Sanya Kantarovsky’s “After Birth,” the inaugural release from Taka Ishii’s new Kyoto gallery, offers an eerie staging of an exhibition in a traditional Japanese townhouse. It is now almost de rigueur for artists passing through the city to exhibit their work in these rustic buildings, called Machiya. And why not? Full of rich woods and intricate arrangements of screen doors and straw floors, the structures look ready for art. Too often, however, the resulting installations take an overly reverent attitude towards the architecture in a desperate effort to harmonize with it. This is not the case with Kantarovsky. While the artist is known for pressing his subjects’ bodies into awkward positions, here his canvases themselves push against the given geometries of their 150-year-old abode.

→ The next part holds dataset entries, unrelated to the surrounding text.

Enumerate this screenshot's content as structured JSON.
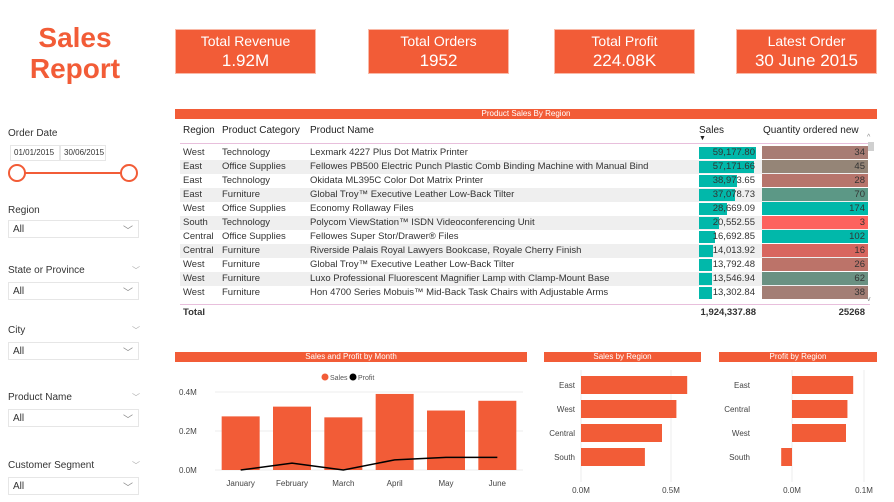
{
  "title": "Sales Report",
  "title_lines": [
    "Sales",
    "Report"
  ],
  "colors": {
    "accent": "#f25c37",
    "teal": "#01b8aa",
    "red": "#fd625e"
  },
  "kpis": [
    {
      "label": "Total Revenue",
      "value": "1.92M"
    },
    {
      "label": "Total Orders",
      "value": "1952"
    },
    {
      "label": "Total Profit",
      "value": "224.08K"
    },
    {
      "label": "Latest Order",
      "value": "30 June 2015"
    }
  ],
  "filters": {
    "order_date": {
      "label": "Order Date",
      "start": "01/01/2015",
      "end": "30/06/2015"
    },
    "region": {
      "label": "Region",
      "value": "All"
    },
    "state": {
      "label": "State or Province",
      "value": "All"
    },
    "city": {
      "label": "City",
      "value": "All"
    },
    "product_name": {
      "label": "Product Name",
      "value": "All"
    },
    "customer_segment": {
      "label": "Customer Segment",
      "value": "All"
    }
  },
  "table": {
    "title": "Product Sales By Region",
    "columns": [
      "Region",
      "Product Category",
      "Product Name",
      "Sales",
      "Quantity ordered new"
    ],
    "sort_indicator": "▼",
    "rows": [
      {
        "region": "West",
        "category": "Technology",
        "product": "Lexmark 4227 Plus Dot Matrix Printer",
        "sales": "59,177.80",
        "sales_num": 59177.8,
        "qty": "34",
        "qty_color": "#a87c74"
      },
      {
        "region": "East",
        "category": "Office Supplies",
        "product": "Fellowes PB500 Electric Punch Plastic Comb Binding Machine with Manual Bind",
        "sales": "57,171.66",
        "sales_num": 57171.66,
        "qty": "45",
        "qty_color": "#958577"
      },
      {
        "region": "East",
        "category": "Technology",
        "product": "Okidata ML395C Color Dot Matrix Printer",
        "sales": "38,973.65",
        "sales_num": 38973.65,
        "qty": "28",
        "qty_color": "#b7756c"
      },
      {
        "region": "East",
        "category": "Furniture",
        "product": "Global Troy™ Executive Leather Low-Back Tilter",
        "sales": "37,078.73",
        "sales_num": 37078.73,
        "qty": "70",
        "qty_color": "#5c9886"
      },
      {
        "region": "West",
        "category": "Office Supplies",
        "product": "Economy Rollaway Files",
        "sales": "28,669.09",
        "sales_num": 28669.09,
        "qty": "174",
        "qty_color": "#01b8aa"
      },
      {
        "region": "South",
        "category": "Technology",
        "product": "Polycom ViewStation™ ISDN Videoconferencing Unit",
        "sales": "20,552.55",
        "sales_num": 20552.55,
        "qty": "3",
        "qty_color": "#fd625e"
      },
      {
        "region": "Central",
        "category": "Office Supplies",
        "product": "Fellowes Super Stor/Drawer® Files",
        "sales": "16,692.85",
        "sales_num": 16692.85,
        "qty": "102",
        "qty_color": "#01b8aa"
      },
      {
        "region": "Central",
        "category": "Furniture",
        "product": "Riverside Palais Royal Lawyers Bookcase, Royale Cherry Finish",
        "sales": "14,013.92",
        "sales_num": 14013.92,
        "qty": "16",
        "qty_color": "#d8665f"
      },
      {
        "region": "West",
        "category": "Furniture",
        "product": "Global Troy™ Executive Leather Low-Back Tilter",
        "sales": "13,792.48",
        "sales_num": 13792.48,
        "qty": "26",
        "qty_color": "#bc7369"
      },
      {
        "region": "West",
        "category": "Furniture",
        "product": "Luxo Professional Fluorescent Magnifier Lamp with Clamp-Mount Base",
        "sales": "13,546.94",
        "sales_num": 13546.94,
        "qty": "62",
        "qty_color": "#6a9182"
      },
      {
        "region": "West",
        "category": "Furniture",
        "product": "Hon 4700 Series Mobuis™ Mid-Back Task Chairs with Adjustable Arms",
        "sales": "13,302.84",
        "sales_num": 13302.84,
        "qty": "38",
        "qty_color": "#a37e75"
      }
    ],
    "total": {
      "label": "Total",
      "sales": "1,924,337.88",
      "qty": "25268"
    }
  },
  "chart_data": [
    {
      "type": "bar",
      "title": "Sales and Profit by Month",
      "categories": [
        "January",
        "February",
        "March",
        "April",
        "May",
        "June"
      ],
      "series": [
        {
          "name": "Sales",
          "type": "bar",
          "color": "#f25c37",
          "values": [
            0.275,
            0.325,
            0.27,
            0.39,
            0.305,
            0.355
          ]
        },
        {
          "name": "Profit",
          "type": "line",
          "color": "#000000",
          "values": [
            0.0,
            0.035,
            0.0,
            0.052,
            0.065,
            0.065
          ]
        }
      ],
      "yticks": [
        "0.0M",
        "0.2M",
        "0.4M"
      ],
      "ylim": [
        0,
        0.4
      ],
      "yunit": "M",
      "legend": "top-center",
      "grid": true
    },
    {
      "type": "bar",
      "orientation": "horizontal",
      "title": "Sales by Region",
      "categories": [
        "East",
        "West",
        "Central",
        "South"
      ],
      "values": [
        0.59,
        0.53,
        0.45,
        0.355
      ],
      "xticks": [
        "0.0M",
        "0.5M"
      ],
      "xlim": [
        0,
        0.5
      ],
      "grid": true
    },
    {
      "type": "bar",
      "orientation": "horizontal",
      "title": "Profit by Region",
      "categories": [
        "East",
        "Central",
        "West",
        "South"
      ],
      "values": [
        0.085,
        0.077,
        0.075,
        -0.015
      ],
      "xticks": [
        "0.0M",
        "0.1M"
      ],
      "xlim": [
        0,
        0.1
      ],
      "grid": true
    }
  ]
}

Inside, the subdued lighting (when there is one) underlines the spectral qualities of the work. Bad girl, 2023, a painting of a crouching dog, stands on the ground in a completely obscured corner, from where the emaciated animal appears to cast a suspicious gaze at the viewer. Outside, on the walkway, a simple floral arrangement rests nonchalantly in boy with hole, 2023, a chunky vase whose surface Kantarovsky has adorned with the distended head of a child. The door to a courtyard urinal is left visibly open, revealing Nuppepō, 2023, a small work depicting a human face emerging from a puddle or cloud. By these gestures, “After Birth” does not kneel before the Machiya to haunt him.